The miner said on Thursday that following the suspension of production and haulage, routine rehabilitation and small tonnage sales would continue, and once the sale of the maiden shipment was achieved, the mine would immediately restart full-scale production and haulage of the second cargo of bauxite.
The Bald Hill mine entered production in December 2014. ABx had initially targeted a production of 440 000 t in 2016, which would rise to two-million tonnes a year by 2017/18.
ABx and its marketing partner were currently in negotiations with potential bauxite customers in China, India, the Middle East and Australia.

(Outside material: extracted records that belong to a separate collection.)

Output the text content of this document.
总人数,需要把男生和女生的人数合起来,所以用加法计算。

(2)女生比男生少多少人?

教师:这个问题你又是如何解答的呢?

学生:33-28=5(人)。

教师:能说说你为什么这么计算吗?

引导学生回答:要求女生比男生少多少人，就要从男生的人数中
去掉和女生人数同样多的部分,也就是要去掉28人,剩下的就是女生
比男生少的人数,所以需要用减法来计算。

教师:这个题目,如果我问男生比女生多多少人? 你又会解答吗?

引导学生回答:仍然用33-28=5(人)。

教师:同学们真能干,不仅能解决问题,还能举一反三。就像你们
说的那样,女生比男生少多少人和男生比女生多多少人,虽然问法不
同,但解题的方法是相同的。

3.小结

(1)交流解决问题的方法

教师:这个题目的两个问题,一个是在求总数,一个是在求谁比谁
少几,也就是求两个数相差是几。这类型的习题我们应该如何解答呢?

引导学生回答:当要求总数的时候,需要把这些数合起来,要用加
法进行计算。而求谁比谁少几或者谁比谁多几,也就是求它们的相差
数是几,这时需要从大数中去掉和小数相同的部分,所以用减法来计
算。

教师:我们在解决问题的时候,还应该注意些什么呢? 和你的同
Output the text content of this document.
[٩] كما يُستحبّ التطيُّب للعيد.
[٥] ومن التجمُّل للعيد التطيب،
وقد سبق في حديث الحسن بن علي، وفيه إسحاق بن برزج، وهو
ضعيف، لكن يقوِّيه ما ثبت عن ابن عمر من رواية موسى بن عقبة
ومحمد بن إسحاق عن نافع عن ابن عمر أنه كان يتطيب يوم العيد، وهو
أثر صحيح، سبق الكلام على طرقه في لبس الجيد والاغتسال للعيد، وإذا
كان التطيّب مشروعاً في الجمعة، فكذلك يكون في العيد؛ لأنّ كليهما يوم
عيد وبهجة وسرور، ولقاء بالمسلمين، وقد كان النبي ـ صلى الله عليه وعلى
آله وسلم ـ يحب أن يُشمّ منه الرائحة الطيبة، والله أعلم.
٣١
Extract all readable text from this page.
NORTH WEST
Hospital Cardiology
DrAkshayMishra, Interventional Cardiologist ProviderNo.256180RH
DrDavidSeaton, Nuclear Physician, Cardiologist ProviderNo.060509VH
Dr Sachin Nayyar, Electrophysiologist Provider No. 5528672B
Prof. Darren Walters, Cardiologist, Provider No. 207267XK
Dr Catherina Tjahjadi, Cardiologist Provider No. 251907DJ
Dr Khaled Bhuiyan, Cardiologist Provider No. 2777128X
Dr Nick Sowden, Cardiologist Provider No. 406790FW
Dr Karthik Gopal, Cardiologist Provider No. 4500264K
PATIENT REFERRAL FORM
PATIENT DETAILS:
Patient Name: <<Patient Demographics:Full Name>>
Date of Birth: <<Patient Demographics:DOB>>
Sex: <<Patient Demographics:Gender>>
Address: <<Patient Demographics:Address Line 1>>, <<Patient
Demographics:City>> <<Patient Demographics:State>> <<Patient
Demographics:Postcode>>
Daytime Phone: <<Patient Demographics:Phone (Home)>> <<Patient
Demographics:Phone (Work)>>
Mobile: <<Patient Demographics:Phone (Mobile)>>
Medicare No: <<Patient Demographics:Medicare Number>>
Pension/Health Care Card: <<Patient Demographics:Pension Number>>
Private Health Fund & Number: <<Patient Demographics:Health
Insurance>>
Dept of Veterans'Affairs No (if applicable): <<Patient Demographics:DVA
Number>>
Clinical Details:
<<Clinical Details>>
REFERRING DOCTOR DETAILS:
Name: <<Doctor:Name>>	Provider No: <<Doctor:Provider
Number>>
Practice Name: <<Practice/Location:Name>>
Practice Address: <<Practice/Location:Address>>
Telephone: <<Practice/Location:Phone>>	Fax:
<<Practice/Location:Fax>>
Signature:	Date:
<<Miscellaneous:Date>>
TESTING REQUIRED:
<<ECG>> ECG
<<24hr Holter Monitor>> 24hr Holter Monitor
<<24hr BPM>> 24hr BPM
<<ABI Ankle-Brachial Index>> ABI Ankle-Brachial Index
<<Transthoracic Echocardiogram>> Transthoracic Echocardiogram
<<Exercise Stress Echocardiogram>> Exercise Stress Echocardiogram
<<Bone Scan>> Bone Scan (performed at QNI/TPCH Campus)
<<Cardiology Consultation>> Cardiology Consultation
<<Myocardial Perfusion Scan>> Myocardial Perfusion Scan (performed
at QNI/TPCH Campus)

However, the company noted that negotiations in China had been frustrated by the large inventories of cheap Malaysian bauxite that had been accumulated by the Chinese refineries over the past five months.
While the company had welcomed news of a three-month suspension of bauxite shipments from Malaysia, from January 15 onward, it added that uncertainty over future tonnage from Malaysia still remained a confusing issue in the Chinese bauxite markets.
Malaysia's bauxite mining industry has boomed in the past two years. Between January and November 2015, the country exported about 20-million tonnes of bauxite to China, which is an increase of about 700% from a year earlier. In 2013, Malaysia shipped 162 000 t.
The country has been filling a supply gap left after Indonesia banned bauxite exports in early 2014.